Feb. 10, 2010, 3:48 a.m. (ET)

BEIJING (AP) When Liu Jiayu and her teammates turned up for snowboard camp in trendy Whistler, Canada, people stared at the awkward, aloof teenagers with identical short haircuts.

But it wasn't long before the former martial artists and gymnasts were grabbing attention for their mad skills - developing from novices who had never been in a halfpipe to World Cup-level riders in the span of two months.

"It was happening so fast, everyone wanted to see these Chinese riders who were seemingly out of nowhere doing so well," instructor Ben Wainwright recently recalled about the 2005 camp. "It was crazy, I've never seen anything like it ... Since then, they've just been getting better."

It's all part of China's well-established plan for Olympic success, where the state-run sports system plucks young athletes from its sports schools and trains them in events where they could excel based on physical traits or athletic background. They generally practice year-round, often under foreign coaches.

The country's success with this strategy will be on display during the Vancouver Games. The Chinese are seeking to improve on their performance in Turin - where they finished with 11 medals, including two golds - in part by winning in events they've been able to dominate in a short amount of time.
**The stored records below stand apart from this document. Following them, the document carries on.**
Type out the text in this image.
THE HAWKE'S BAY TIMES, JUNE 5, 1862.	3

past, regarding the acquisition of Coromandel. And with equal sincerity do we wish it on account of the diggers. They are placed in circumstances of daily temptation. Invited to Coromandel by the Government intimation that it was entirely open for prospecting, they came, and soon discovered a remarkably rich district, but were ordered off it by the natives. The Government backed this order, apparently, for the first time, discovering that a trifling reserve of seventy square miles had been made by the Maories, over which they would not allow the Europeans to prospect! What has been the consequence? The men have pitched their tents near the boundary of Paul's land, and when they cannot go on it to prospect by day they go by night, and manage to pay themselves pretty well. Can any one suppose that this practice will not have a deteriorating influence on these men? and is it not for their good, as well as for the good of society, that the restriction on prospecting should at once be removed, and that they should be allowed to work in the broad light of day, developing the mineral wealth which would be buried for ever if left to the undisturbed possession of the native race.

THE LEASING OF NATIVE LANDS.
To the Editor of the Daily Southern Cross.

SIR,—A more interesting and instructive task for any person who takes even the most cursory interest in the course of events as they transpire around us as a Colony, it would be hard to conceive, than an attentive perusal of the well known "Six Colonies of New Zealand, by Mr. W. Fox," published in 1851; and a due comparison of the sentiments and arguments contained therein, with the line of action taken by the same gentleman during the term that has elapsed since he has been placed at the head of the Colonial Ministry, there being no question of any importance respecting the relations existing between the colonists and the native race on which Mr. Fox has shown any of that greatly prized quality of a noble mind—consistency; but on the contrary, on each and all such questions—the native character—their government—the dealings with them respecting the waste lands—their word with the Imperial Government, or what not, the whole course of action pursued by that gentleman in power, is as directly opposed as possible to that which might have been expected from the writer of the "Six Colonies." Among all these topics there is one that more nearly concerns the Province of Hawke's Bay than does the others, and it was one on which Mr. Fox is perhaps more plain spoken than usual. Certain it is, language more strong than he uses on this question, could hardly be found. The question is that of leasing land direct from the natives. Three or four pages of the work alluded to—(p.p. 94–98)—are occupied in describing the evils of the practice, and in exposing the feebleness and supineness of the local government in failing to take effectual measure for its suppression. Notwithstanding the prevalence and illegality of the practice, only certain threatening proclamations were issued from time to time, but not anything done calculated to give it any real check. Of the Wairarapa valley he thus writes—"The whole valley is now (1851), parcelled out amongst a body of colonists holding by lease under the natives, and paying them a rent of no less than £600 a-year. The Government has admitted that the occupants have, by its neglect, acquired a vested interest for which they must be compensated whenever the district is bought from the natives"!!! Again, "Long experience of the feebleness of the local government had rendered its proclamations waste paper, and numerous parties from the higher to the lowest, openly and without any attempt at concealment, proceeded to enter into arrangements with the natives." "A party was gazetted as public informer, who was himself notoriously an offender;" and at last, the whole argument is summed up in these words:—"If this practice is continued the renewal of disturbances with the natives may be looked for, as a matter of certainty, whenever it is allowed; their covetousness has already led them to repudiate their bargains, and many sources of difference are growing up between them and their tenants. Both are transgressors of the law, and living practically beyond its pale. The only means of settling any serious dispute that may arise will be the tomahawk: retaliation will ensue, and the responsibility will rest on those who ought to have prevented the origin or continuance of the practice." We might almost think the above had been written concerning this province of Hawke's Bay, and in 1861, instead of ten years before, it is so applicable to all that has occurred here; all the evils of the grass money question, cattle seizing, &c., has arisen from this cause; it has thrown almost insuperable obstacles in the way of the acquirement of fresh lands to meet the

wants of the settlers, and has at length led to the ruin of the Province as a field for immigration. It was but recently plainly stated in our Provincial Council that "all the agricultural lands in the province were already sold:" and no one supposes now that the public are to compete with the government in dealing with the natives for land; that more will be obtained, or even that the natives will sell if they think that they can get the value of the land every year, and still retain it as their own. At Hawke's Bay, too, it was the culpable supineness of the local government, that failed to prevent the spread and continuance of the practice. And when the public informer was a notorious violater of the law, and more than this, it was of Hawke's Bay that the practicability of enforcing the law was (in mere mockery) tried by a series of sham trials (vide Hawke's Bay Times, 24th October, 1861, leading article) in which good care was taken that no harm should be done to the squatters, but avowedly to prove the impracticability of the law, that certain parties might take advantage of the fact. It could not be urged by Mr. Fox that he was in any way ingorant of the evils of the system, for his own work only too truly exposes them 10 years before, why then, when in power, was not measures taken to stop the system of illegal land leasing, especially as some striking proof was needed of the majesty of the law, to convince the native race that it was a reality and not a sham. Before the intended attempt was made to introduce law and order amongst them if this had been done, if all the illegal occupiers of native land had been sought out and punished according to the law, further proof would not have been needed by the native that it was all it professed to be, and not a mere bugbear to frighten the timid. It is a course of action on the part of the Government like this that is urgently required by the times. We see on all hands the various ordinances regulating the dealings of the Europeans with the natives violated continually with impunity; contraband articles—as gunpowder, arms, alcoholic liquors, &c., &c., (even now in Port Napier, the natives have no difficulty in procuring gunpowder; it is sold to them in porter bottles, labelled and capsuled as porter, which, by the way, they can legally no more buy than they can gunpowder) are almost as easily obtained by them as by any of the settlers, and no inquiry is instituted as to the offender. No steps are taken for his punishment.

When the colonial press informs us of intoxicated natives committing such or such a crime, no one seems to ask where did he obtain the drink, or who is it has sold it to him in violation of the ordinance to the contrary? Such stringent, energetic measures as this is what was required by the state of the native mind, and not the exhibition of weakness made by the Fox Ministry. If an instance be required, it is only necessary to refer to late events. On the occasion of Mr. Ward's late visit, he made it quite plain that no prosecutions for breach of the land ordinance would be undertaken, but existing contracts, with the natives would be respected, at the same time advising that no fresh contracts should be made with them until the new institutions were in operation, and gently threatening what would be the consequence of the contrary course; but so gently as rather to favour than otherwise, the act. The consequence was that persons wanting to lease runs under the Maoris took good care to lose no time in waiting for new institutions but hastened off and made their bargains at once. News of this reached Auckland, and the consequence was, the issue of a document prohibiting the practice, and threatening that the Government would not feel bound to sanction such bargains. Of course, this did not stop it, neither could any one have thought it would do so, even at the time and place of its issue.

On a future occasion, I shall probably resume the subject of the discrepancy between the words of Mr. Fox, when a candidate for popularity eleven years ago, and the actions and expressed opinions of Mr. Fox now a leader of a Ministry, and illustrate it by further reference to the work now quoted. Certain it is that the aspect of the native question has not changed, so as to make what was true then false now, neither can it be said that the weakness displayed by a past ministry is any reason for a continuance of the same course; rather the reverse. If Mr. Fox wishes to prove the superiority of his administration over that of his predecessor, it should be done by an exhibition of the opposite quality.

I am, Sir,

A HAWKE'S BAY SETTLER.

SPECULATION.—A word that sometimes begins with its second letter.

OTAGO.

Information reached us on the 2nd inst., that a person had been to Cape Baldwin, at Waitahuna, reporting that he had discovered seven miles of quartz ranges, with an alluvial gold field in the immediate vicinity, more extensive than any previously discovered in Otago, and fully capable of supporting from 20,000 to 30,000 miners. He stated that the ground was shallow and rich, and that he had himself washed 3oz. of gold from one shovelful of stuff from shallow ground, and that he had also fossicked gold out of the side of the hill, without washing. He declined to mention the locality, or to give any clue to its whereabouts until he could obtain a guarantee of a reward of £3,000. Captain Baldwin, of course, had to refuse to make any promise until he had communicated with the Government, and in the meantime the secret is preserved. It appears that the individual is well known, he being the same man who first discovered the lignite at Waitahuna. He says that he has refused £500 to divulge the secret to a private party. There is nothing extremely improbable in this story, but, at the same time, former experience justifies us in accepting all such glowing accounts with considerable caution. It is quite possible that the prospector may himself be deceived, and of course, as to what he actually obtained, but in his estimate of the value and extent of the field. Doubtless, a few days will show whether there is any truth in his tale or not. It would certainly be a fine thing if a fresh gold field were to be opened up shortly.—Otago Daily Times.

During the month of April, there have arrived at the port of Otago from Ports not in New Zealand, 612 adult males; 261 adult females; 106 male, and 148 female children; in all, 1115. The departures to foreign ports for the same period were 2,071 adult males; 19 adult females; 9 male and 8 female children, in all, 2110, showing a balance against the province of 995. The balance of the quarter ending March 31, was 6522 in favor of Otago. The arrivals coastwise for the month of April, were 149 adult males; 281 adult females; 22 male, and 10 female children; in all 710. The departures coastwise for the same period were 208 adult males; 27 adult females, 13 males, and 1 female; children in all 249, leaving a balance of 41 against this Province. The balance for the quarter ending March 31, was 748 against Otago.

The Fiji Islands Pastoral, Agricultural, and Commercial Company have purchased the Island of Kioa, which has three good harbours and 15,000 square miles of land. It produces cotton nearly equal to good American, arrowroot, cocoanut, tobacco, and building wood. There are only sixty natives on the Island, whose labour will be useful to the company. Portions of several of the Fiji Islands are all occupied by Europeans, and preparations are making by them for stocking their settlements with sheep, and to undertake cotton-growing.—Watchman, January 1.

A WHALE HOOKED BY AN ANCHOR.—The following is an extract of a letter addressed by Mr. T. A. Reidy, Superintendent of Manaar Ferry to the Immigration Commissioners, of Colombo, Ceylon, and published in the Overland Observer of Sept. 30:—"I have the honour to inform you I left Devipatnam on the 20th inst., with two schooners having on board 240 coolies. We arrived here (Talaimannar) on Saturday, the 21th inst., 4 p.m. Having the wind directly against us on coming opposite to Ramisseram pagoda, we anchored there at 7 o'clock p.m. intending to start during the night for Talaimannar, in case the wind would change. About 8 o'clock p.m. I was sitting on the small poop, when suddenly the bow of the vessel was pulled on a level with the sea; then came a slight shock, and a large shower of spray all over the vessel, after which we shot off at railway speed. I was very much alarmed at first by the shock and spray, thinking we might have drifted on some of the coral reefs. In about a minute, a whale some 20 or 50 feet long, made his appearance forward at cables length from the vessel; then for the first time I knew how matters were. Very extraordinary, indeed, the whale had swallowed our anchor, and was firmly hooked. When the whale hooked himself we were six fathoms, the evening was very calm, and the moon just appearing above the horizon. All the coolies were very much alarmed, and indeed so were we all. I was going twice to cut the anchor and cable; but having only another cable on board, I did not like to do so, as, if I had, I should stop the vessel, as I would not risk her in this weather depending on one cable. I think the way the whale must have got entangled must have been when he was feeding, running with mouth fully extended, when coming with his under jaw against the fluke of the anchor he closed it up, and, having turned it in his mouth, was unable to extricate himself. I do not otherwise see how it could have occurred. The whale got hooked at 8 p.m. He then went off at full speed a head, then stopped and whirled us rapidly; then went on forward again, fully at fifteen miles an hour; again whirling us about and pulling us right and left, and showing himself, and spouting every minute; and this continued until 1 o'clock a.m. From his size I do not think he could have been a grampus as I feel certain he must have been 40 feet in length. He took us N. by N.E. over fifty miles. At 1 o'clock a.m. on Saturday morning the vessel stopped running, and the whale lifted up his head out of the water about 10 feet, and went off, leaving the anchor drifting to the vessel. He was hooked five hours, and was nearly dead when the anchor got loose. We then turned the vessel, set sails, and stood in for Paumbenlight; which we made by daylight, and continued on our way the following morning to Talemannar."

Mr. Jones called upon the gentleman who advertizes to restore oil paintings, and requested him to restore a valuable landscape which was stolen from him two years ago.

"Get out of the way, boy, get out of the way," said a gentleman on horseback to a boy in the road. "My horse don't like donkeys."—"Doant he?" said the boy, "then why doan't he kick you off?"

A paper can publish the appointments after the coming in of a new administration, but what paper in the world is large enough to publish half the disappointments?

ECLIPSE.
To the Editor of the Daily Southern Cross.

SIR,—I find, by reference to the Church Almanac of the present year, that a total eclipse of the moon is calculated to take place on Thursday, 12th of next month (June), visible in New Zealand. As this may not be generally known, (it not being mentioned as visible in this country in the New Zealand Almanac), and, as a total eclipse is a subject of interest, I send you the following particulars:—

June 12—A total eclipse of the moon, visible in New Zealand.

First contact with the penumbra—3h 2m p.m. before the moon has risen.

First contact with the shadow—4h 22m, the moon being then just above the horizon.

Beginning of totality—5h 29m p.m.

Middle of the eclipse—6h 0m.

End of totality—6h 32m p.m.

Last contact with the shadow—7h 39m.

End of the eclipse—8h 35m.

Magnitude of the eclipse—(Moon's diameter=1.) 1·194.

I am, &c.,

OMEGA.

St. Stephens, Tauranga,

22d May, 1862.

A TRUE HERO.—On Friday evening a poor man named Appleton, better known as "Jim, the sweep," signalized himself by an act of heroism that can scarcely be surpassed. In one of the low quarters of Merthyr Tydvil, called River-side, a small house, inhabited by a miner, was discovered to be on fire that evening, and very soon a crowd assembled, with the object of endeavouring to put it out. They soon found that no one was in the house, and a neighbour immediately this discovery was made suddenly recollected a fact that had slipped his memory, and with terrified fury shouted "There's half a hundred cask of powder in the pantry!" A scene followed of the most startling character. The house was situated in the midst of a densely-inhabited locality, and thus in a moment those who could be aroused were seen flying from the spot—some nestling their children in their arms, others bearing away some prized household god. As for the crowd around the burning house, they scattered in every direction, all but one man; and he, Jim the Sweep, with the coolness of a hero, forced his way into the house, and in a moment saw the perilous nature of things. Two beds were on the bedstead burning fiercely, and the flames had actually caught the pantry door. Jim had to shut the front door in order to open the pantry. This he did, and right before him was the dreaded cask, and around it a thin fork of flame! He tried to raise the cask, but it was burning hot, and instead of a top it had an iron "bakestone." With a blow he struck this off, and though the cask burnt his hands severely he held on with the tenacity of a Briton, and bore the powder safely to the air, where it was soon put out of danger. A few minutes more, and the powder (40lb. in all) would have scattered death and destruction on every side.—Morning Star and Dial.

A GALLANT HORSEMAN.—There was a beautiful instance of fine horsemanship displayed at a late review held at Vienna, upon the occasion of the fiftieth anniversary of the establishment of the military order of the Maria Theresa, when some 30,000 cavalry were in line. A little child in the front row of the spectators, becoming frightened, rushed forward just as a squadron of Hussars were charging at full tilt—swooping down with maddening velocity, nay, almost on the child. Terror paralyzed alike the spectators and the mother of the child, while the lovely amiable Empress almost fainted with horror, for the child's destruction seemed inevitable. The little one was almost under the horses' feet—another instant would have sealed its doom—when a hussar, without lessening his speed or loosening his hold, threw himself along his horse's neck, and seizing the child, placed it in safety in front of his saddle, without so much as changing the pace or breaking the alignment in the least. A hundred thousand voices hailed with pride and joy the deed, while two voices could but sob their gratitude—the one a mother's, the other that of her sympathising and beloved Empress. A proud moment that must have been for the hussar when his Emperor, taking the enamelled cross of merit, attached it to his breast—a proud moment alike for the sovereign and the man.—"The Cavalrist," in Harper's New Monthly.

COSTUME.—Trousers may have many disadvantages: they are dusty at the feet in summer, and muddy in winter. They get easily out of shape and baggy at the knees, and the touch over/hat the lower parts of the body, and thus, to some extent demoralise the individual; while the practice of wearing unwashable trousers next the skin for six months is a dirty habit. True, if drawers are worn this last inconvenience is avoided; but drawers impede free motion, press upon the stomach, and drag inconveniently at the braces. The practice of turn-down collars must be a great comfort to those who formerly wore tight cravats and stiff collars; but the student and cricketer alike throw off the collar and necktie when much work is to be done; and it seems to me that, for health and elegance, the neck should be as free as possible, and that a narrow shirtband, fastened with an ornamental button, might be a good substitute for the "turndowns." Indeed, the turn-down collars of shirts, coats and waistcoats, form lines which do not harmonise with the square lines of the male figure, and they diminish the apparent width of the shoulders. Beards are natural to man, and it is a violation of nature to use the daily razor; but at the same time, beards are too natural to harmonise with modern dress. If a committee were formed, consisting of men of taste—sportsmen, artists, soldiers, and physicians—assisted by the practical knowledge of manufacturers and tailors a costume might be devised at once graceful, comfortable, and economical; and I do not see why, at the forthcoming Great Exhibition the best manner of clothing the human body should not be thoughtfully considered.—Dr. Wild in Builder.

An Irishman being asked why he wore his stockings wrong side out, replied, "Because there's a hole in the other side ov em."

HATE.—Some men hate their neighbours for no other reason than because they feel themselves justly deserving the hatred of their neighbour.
The 18-year-old Liu roared onto the snowboarding scene after that camp in Whistler and is a contender for halfpipe gold in her Olympic debut.

China is participating in women's curling for the first time but is favored to win after taking the world championship last year with a team that includes a former hockey player and three ex-speed skaters.

In women's aerials, a sport described as gymnastics on skis, the Chinese could be looking at a medals sweep.

"They all came from gymnastics or acrobatics. None of them are skiers per se, they've all learned skiing through jumping," said coach Dustin Wilson, a former World Cup competitor for Canada. "They retired from gymnastics when they were 11 or 12 years old ... because they're already in the sports schools, they just change sports."

This system was a major contributor to China's success at the 2008 Beijing Olympics, where the host gobbled up 51 gold medals, more than any other country, in events including gymnastics, diving and weightlifting.

China has yet to develop into a winter sports powerhouse but has been making steady progress since winning its first Winter Olympics medal in 1992. The Associated Press projects that China will win 14 medals in Vancouver, including seven golds.

"The Chinese system is very important for guaranteeing the development of sports in our country. Because we've stuck to this system, in recent years we've made continuous progress and breakthroughs in competitive sports," said Zhao Yinggang, director of the Winter Sports Management Center at China's General Administration of Sport.

Liu is one of China's most exciting young athletes, taking up snowboarding after spending most of her life practicing martial arts.

"My grandma took me to learn martial arts at sports schools since I was little. Knives, swords, spears, halberds, I've worked with all of those weapons," she told Xinhua News Agency last year.

Wainwright said Liu, whom he nicknamed Birdie, stood out immediately in that group of 12 teenagers, even though her only experience with halfpipe up to that point was jumping on a trampoline with her snowboard strapped on.

"She goes big, really big in the halfpipe. She rides her board so well up the transition and letting all of that energy get transferred up in the air, which is very rare in girls' snowboarding," he said.

Beijing has focused on snowboard halfpipe because it's considered a technical sport where the relatively smaller Chinese athletes tend to excel, as opposed to events where size or strength are more important.

Within two months, Liu and her teammates were landing 720s and McTwists. Training with his team in the same area, Canadian coach Tom Hutchinson was inspired to copy the Chinese and started recruiting gymnasts, trampolinists and divers.

"This was an initiative I had wanted to do for several years. When I saw the Chinese do it I knew it would surely work," he said in an e-mail.

But the program did not last.

"We did this program for a year and then the funding fell through. We had to decide to fund this or fund our top athletes. There is only so much money to go around," he said.

Liu won the 2008-2009 World Cup halfpipe title and also finished first at the World Championships in South Korea. She'll pose a stiff challenge to longtime stars Kelly Clark, Hannah Teter and Gretchen Blieler of the United States, as well as Torah Bright of Australia.

Wainwright, owner of Glacier Snowboard Camp and a former member of the Canadian national team, remembers that his Chinese students didn't fit into the snowboarding crowd at Whistler, practicing martial arts and sword routines in the park after practice instead of skateboarding or swimming like others their age.

But he said they were always smiling and enthusiastic, eager to learn as much as they could about their new sport.

"They weren't that different, they just worked a little harder," he said.